The notation follows the presentation by Bavoil, Sainz, and Dimitrov (2008), slide 24, “Per-Sample Attenuation.” The recording of their SIGGRAPH 2008 presentation, available as supplementary material to their paper, is recommended for an introduction to the ambient occlusion algorithm. The presentation contains diagrams that illustrate the various components of ambient occlusion computation.
The amount of per-pixel darkening for regular ambient occlusion WAO is initialized with WAO = 0, and WAO is increased each time an occluding surface point is found when stepping along a scan line (Equation 1).
WAO += W(S2) ∙ (AO(S2) - AO(S1)) (1)
Equation 1 was proposed by Bavoil, Sainz, and Dimitrov (2008). S1 is the last sample point that was found to occlude the pixel, and S2 is the current sample point that is occluding the pixel. AO(S1) and AO(S2) are the ambient occlusions contributed by S1 and S2. W(S2) is the attenuating weight applied to the difference between AO(S1) and AO(S2). Equations for AO(S1), AO(S2), and W(S2) can be found in the presentation by Bavoil, Sainz, and Dimitrov.
Equation 1 is extended with an additional dimensionless attenuation factor f, which incorporates a measure of flatness nearby the pixel under consideration (Equation 2).
WAO += (W(S2) ∙ (AO(S2) - AO(S1))) ÷ f, and f ≥ 1 (2)
The attenuation factor f equals 1 when the slope at the central pixel is steeper than a user-definable gradient threshold Gmax, or when the occluding sample point S2 is farther away than a user-definable distance threshold Dmax.
What follows is a description of the calculation of the attenuation factor f. We first apply a Gaussian blur filter with 𝜎 = 1 to the elevation model. The gradient G at the central pixel is then computed from the blurred elevation model (Shary, Sharaya, and Mitusov 2002) and normalized with the gradient threshold parameter Gmax to obtain a normalized gradient g between 0 and 1 (Equation 3). Note that the normalized gradient g is computed for the central pixel and does not vary along the sampling ray.

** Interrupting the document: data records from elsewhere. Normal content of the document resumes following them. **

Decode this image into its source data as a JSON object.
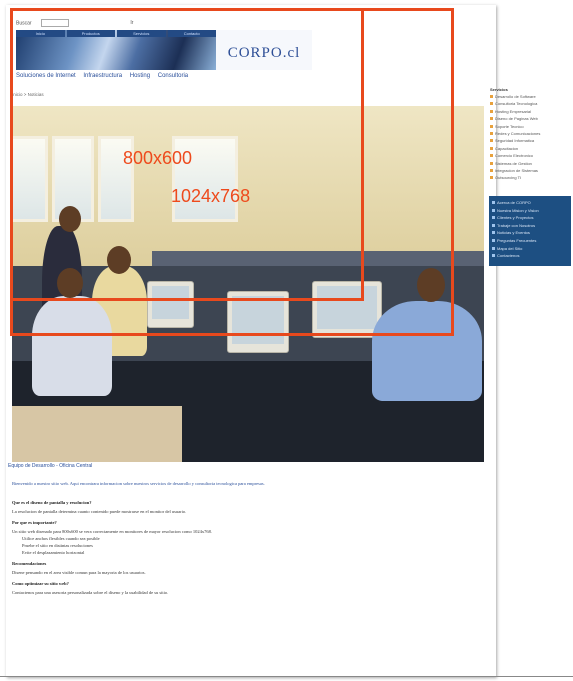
{
  "header": {
    "search_label": "Buscar",
    "go_label": "Ir",
    "logo_text": "CORPO.cl",
    "banner_tabs": [
      "Inicio",
      "Productos",
      "Servicios",
      "Contacto"
    ]
  },
  "nav": {
    "items": [
      "Soluciones de Internet",
      "Infraestructura",
      "Hosting",
      "Consultoria"
    ]
  },
  "breadcrumb": "Inicio > Noticias",
  "overlay": {
    "label_small": "800x600",
    "label_large": "1024x768",
    "color": "#e8491d"
  },
  "caption": "Equipo de Desarrollo - Oficina Central",
  "sidebar": {
    "title": "Servicios",
    "items": [
      "Desarrollo de Software",
      "Consultoria Tecnologica",
      "Hosting Empresarial",
      "Diseno de Paginas Web",
      "Soporte Tecnico",
      "Redes y Comunicaciones",
      "Seguridad Informatica",
      "Capacitacion",
      "Comercio Electronico",
      "Sistemas de Gestion",
      "Integracion de Sistemas",
      "Outsourcing TI"
    ],
    "panel_items": [
      "Acerca de CORPO",
      "Nuestra Mision y Vision",
      "Clientes y Proyectos",
      "Trabaje con Nosotros",
      "Noticias y Eventos",
      "Preguntas Frecuentes",
      "Mapa del Sitio",
      "Contactenos"
    ]
  },
  "article": {
    "lead": "Bienvenido a nuestro sitio web. Aqui encontrara informacion sobre nuestros servicios de desarrollo y consultoria tecnologica para empresas.",
    "sections": [
      {
        "heading": "Que es el diseno de pantalla y resolucion?",
        "text": "La resolucion de pantalla determina cuanto contenido puede mostrarse en el monitor del usuario."
      },
      {
        "heading": "Por que es importante?",
        "text": "Un sitio web disenado para 800x600 se vera correctamente en monitores de mayor resolucion como 1024x768."
      },
      {
        "heading": "Recomendaciones",
        "text": "Disene pensando en el area visible comun para la mayoria de los usuarios."
      }
    ],
    "list_items": [
      "Utilice anchos flexibles cuando sea posible",
      "Pruebe el sitio en distintas resoluciones",
      "Evite el desplazamiento horizontal"
    ],
    "closing_heading": "Como optimizar su sitio web?",
    "closing_text": "Contactenos para una asesoria personalizada sobre el diseno y la usabilidad de su sitio."
  }
}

g = G ÷ Gmax, and g ≤ 1 (3)
A normalized distance value d between 0 and 1 is computed from the distance D between the central pixel and the occluding sample point S2. Dmax is the threshold parameter for the distance (Equation 4).
d = D ÷ Dmax, and d ≤ 1 (4)
The normalized gradient and the normalized distance are combined (Equation 5).
w = √(g2 + d2), and w ≤ 1 (5)
In Equation 5, w is a dimensionless weight that we limit to a maximum value of 1. If w is close to 0, the occluding elevation is close to the central pixel and the central pixel is flat; if w is close to 1, the occluding elevation is far away and/or the slope at the central pixel is far from being flat. The attenuation factor f is finally computed with a linear mapping and a user-definable attenuation parameter a using Equation 6. The attenuation factor f reduces normal ambient occlusion if the pixel is in a flat area or if there are occluding elevations close to the pixel.
f = a - (a - 1) ∙ w, and f ≥ 1 (6)
There are three user-definable parameters (Gmax, Dmax, a) for this calculation. Gmax is the gradient threshold; for pixels with a slope flatter than Gmax, the ambient occlusion is reduced. Dmax is the distance threshold; occluding elevations closer than Dmax result in a reduced ambient occlusion. The attenuation parameter a controls how much the brightness of flat areas is adjusted. To simplify the graphical user interface for controlling the adjustment of flat areas, Gmax and Dmax can be derived from a with: Gmax = tan-1(2a) and Dmax = r/2, where is r the scan radius. These heuristics simplify the user interface to a single adjustable value and produce satisfactory results.